Wir leben, um zu arbeiten und arbeiten, um zu leben. Genauer gesagt, um zu konsumieren. Das ist schließlich das Grundprinzip unseres kapitalistischen Wirtschaftssystems: Mit unserer Arbeit verdienen wir Geld, um Waren oder Dienstleistungen zu kaufen, die andere mit ihrer Arbeit produziert haben. Diese haben dabei wiederum Geld verdient, um Waren oder Dienstleistungen zu kaufen, die andere mit ihrer Arbeit… und so weiter und so fort. Im Zentrum aller Tauschgeschäfte steht dabei das Geld als allgemein anerkanntes Zahlungsmittel, durch das der Wert von Waren und Arbeit festgelegt und so ein vermeintlich fairer Austausch ermöglicht wird. Geld bestimmt wie wir leben (können), es macht uns frei und abhängig zu gleich. Ein Paradoxon.

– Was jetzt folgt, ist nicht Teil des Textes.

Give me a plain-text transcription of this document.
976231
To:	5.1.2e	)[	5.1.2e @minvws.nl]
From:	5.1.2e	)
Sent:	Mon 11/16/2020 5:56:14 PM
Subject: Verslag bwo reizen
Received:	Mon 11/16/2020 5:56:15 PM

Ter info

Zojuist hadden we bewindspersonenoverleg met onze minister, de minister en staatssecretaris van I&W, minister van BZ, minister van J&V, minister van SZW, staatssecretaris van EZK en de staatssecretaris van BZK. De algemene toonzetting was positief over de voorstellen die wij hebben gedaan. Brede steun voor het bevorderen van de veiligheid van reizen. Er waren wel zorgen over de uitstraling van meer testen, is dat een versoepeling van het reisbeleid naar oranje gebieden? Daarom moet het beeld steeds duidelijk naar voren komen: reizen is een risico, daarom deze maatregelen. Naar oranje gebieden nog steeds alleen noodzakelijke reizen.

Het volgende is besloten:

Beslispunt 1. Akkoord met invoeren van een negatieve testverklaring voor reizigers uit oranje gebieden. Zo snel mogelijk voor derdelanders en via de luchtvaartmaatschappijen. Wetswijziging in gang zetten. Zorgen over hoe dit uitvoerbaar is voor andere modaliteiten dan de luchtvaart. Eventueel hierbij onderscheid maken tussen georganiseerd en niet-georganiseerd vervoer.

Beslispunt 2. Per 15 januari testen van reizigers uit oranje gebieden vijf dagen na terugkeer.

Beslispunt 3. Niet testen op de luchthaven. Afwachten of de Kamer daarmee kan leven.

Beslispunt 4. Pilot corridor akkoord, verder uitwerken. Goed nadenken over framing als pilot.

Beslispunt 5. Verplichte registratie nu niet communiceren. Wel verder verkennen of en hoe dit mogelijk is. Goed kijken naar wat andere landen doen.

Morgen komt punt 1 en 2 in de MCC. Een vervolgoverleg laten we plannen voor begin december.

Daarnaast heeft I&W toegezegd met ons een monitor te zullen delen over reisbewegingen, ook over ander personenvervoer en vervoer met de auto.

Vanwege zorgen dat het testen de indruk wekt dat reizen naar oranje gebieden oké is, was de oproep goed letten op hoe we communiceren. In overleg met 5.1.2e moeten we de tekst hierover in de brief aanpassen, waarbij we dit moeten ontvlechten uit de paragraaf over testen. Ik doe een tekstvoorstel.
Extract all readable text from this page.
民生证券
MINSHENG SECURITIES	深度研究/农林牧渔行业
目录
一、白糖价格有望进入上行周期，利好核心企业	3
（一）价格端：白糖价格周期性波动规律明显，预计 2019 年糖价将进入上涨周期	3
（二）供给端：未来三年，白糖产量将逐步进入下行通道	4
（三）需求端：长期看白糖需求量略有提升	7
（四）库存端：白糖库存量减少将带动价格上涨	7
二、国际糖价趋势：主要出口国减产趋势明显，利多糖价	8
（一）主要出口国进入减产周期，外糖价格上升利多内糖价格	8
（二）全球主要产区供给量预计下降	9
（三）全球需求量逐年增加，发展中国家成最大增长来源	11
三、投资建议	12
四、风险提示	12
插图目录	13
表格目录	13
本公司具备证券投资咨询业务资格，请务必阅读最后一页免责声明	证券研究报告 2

Weg vom konditionierten Leben …
Diesem Dilemma des gelddominierten Lebens wollen immer mehr Menschen entkommen. Dass wir von allem weitaus mehr produzieren als wir eigentlich brauchen (und verbrauchen), ist mittlerweile auch bei den ungehaltensten Konsumenten angekommen. Die Zahlen sprechen für sich: 18,4 Millionen Tonnen Lebensmittel werden jährlich nur in Deutschland weggeschmissen. Obwohl wir mit dem, was wir weltweit produzieren, 14 Milliarden Menschen ernähren könnten, muss jeder siebte Erdenbürger Hunger leiden. Ähnlich erschreckend ist die Statistik der Bekleidungsindustrie: 700.000 Tonnen Textilien landen in Deutschland jährlich auf dem Müll. Und auch was Fortbewegungsmittel angeht, leben wir mehr als im Überfluss: 3,7 Plätze bleiben in einem Auto durchschnittlich unbesetzt. Und das, obwohl ein Auto mehr Energie verbraucht als ein Vier-Personen-Haushalt in zehn bis fünfzehn Jahren. Kurz gesagt: Würde die gesamte Menschheit so leben wollen wie wir in Europa, bräuchten wir fast drei Erden.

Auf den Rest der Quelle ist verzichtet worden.